Guerra abierta: Victoria Beckham ignora el ataque de su hijo mientras David se justifica

La armadura de perfección que durante décadas ha protegido al clan Beckham presenta, por primera vez, grietas profundas y expuestas al escrutinio global.
Tras el demoledor comunicado de seis páginas emitido por su primogénito, Brooklyn Beckham, en el que denunciaba un control asfixiante y un culto desmedido a la imagen pública, David Beckham ha reaparecido en un escenario atípico para el papel de padre en apuros: el Foro Económico Mundial en Davos.
Entre líderes globales y expertos financieros, el exinternacional inglés ha intentado capear una tormenta familiar que ya no se puede gestionar únicamente con estrategias de marketing.
Con un semblante visiblemente fatigado y esquivo ante las preguntas de la prensa económica, el dueño del Inter de Miami participó inicialmente en el podcast Re-thinking.
Sin embargo, fue en el programa Squawk Box de la cadena CNBC donde el exfutbolista decidió lanzar un mensaje cargado de paternalismo y distancia táctica.
“He descubierto, especialmente con mis hijos, que las redes sociales deben usarse por las razones adecuadas”, afirmó Beckham, para sentenciar después una frase que ya resuena como su única defensa oficial: “Cometen errores, pero a los niños se les permite cometerlos. Así es como aprenden”.
Con estas palabras, David intenta encuadrar la rebelión de su hijo de 25 años como un simple desliz de juventud y no como la crisis de identidad que el joven ha descrito.
La narrativa de Brooklyn, no obstante, es mucho más severa.
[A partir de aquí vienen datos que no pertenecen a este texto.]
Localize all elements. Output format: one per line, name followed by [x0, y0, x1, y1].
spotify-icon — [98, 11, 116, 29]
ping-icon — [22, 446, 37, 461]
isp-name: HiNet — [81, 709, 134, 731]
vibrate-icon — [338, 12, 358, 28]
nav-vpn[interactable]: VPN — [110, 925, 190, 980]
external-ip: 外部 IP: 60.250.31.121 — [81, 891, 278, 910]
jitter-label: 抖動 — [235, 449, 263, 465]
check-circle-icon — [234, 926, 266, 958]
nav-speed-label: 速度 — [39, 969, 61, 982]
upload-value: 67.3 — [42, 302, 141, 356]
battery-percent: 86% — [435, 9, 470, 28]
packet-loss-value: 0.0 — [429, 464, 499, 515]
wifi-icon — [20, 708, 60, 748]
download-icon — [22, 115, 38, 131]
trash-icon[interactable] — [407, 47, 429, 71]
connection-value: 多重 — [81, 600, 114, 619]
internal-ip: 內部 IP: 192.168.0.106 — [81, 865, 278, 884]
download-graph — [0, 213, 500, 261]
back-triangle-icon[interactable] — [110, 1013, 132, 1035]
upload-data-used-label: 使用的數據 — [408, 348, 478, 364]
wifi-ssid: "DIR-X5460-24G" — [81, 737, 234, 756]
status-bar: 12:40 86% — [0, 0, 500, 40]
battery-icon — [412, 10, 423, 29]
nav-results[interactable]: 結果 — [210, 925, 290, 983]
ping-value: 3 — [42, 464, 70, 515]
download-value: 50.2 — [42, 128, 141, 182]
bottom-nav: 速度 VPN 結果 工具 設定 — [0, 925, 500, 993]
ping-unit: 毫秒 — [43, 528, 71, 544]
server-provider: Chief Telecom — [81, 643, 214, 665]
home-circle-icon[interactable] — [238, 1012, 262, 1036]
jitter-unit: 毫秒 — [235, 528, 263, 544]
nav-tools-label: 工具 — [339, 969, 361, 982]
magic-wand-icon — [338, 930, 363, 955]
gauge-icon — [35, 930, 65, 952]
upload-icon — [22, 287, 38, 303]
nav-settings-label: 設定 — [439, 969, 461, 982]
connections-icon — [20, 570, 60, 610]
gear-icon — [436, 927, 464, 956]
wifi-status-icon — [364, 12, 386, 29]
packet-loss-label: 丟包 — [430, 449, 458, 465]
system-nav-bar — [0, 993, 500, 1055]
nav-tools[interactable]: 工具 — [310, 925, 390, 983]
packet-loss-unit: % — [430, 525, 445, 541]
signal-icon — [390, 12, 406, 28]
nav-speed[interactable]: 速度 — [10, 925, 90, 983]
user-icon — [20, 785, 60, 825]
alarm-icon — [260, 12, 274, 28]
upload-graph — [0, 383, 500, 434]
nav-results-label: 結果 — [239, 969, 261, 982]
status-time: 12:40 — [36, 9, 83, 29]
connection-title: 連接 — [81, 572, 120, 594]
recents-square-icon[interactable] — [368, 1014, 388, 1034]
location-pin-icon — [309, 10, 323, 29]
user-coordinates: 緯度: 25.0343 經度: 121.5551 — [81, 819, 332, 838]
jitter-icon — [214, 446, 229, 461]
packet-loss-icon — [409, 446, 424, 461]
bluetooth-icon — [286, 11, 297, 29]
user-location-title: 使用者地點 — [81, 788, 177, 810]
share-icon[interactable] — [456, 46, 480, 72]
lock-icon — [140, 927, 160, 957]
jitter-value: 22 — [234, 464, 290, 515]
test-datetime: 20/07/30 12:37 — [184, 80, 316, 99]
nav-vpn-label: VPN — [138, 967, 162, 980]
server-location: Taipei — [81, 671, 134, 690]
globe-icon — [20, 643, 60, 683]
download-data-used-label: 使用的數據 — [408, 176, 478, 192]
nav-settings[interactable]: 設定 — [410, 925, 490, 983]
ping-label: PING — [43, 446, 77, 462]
El joven aspirante a chef, apoyado por su esposa, la heredera Nicola Peltz, ha acusado directamente a sus progenitores de valorar "la promoción pública por encima de todo".
En su testimonio, Brooklyn relata episodios de ansiedad paralizante y desveló detalles espinosos, como el supuesto boicot de Victoria al vestido de novia de su nuera o la negativa de David a recibirlo en su 50º cumpleaños si acudía acompañado de su mujer.
Esta fractura se materializó el año pasado, cuando la pareja decidió renovar sus votos en una ceremonia íntima, excluyendo por completo al núcleo duro de los Beckham.
Por su parte, Victoria Beckham ha optado por una estrategia de "silencio activo". En lugar de entrar en la confrontación directa que plantean los seis folios de reproches de su hijo, la diseñadora ha preferido utilizar sus redes sociales —donde suma más de 33 millones de seguidores— para felicitar el cumpleaños a su excompañera de las Spice Girls, Emma Bunton.
Este movimiento, lejos de ser casual, refuerza la imagen de una mujer centrada en su legado y sus afectos históricos, ignorando deliberadamente el incendio mediático provocado por su primogénito.
El peso de una marca global
La familia Beckham ha operado durante un cuarto de siglo no solo como una unidad afectiva, sino como una corporación multinacional valorada en cientos de millones de euros.
La rebelión de Brooklyn supone el primer desafío interno real a un modelo de negocio basado en la cohesión y la imagen impecable, poniendo a prueba la capacidad de resiliencia de una de las marcas personales más potentes del siglo XXI.
Mientras el patriarca apela a la pedagogía del error desde Suiza y la madre se refugia en la nostalgia de los noventa, el resto de la familia intenta mantener la normalidad.
Cruz Beckham, de 20 años, ha aprovechado el foco para anunciar el debut de su banda, The Breakers, en Londres el próximo marzo. El contraste es absoluto: mientras el hijo mayor busca "paz y alivio" lejos del control parental, los menores siguen trazando caminos profesionales bajo el paraguas protector de un apellido que, pese a las declaraciones cruzadas, sigue siendo sinónimo de poder, aunque hoy sea un poco menos invulnerable.